FANNIE LEWIS - A CLEVELAND TREASURE

Submitted by Roldo on Mon, 08/11/2008 - 15:58.

Fannie Lewis didn’t have a degree from Harvard University but her common sense wisdom could often exceed the judgments of the Ivy League learned.

I can’t count the hours I spent with Fannie at committee and Council meetings over 20 or more years. I do know she took up a lot more of my time than I wanted.

She could go on and on and on.

Yet there were times during those long disputations when Fannie – that’s what most people called her – would zero in smack on the problem everyone else was dancing around.

The last time I saw Fannie Lewis was at a hearing more than two years ago.
I wrote: “Fannie often displays the wisdom of a hard life lived.”

And she did live a hard but productive life.

At the time I wrote, “I approached her as we both waited for an elevator. Age has caught up on her. I’m not sure she recognized me at first. She is bent by time but that’s physically. I believe she still could win re-election in Ward 7 even if she had passed. (And whoever runs to replace her better wish there isn’t another woman with the name Fannie Lewis.)

I went on: “I told her that I wished I had kept a record of her truisms through the many, many years I’ve observed her at City Hall. She simply smiled.

“She had spoken another gem that afternoon.

“Fannie told the standard lineup of suits at the table when millions of dollars were being discussed (for the Wolstein Flats project),

“’A hammer hurts whether it hits you in the hand or the head.’

“The context was about the power and damage of eminent domain.”
Fannie could be a tiger and she could be a gracious comforter. She knew when to be one or the other.

I always said you needed a visa to get into her Hough 7th ward. She controlled it that tightly and not always graciously. She didn’t appreciate competition.

During one long six-hour discussion as Council leadership tried to give Gateway boss Tom Chema cover, Fannie summed up what they were trying to do with disgust:

“Stevie Wonder can see what’s goin’ here,” she said.

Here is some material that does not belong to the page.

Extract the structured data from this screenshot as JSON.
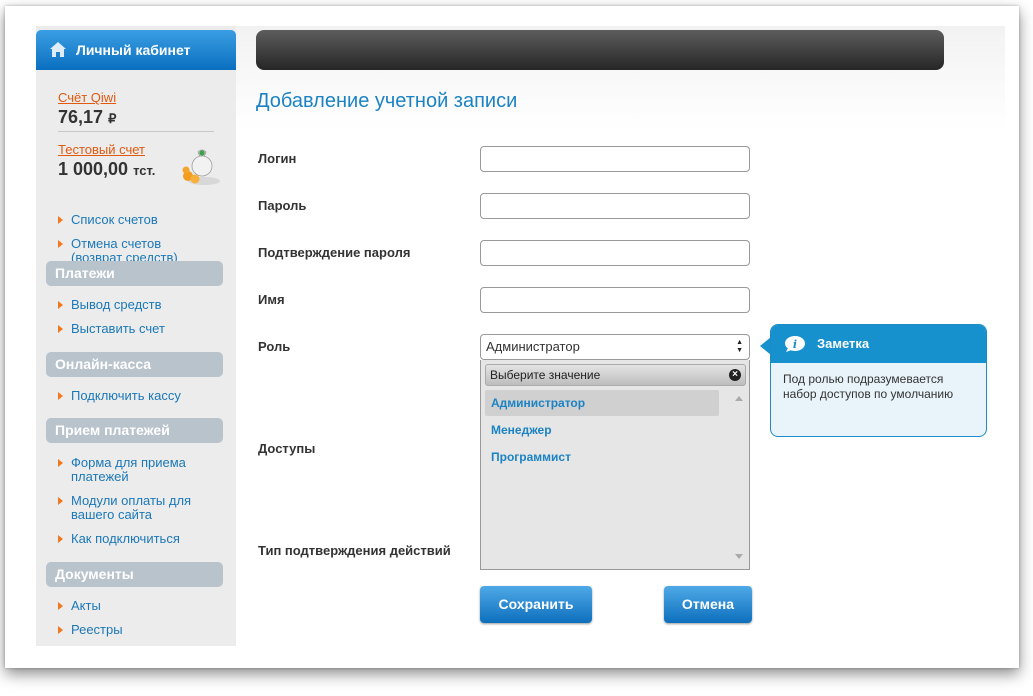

At another long meeting about two parking garages the city eventually built for Gateway, Lewis had trouble with the demeanor of then Council President Jay Westbrook and Finance Chairman Jim Rokakis. They gave little time and much disgust to protesters who wanted to speak against the proposal.

I wrote that Westbrook “gave Lewis a look of condescension, asking her if she had finished in such a manner that the question took the tone of a put-down.”
Lewis was having none of it. “Quit being facetious with me,” she told Westbrook and then “caught him where it hurt, his past.” Westbrook had been a radical when he entered Council. “You and I came into this Council screaming about the same things (corporate rip-offs of public money).” Then she had a warning, “Don’t play me cheap.”

 

At the same meeting Lewis predicted what would and did happen with the garages built for Gateway – huge losses for the city in the millions of dollars each year.

Lewis, brought up on farm land, summed up the eight pieces of legislation used to complete the parking deal: “This ties up the city like you tie up a hog.”
Fannie Lewis was a Cleveland original and a treasure, especially for Cleveland’s poor.
 

I loved Fannie.  She truly

I loved Fannie.  She truly believed in calling it like she saw it.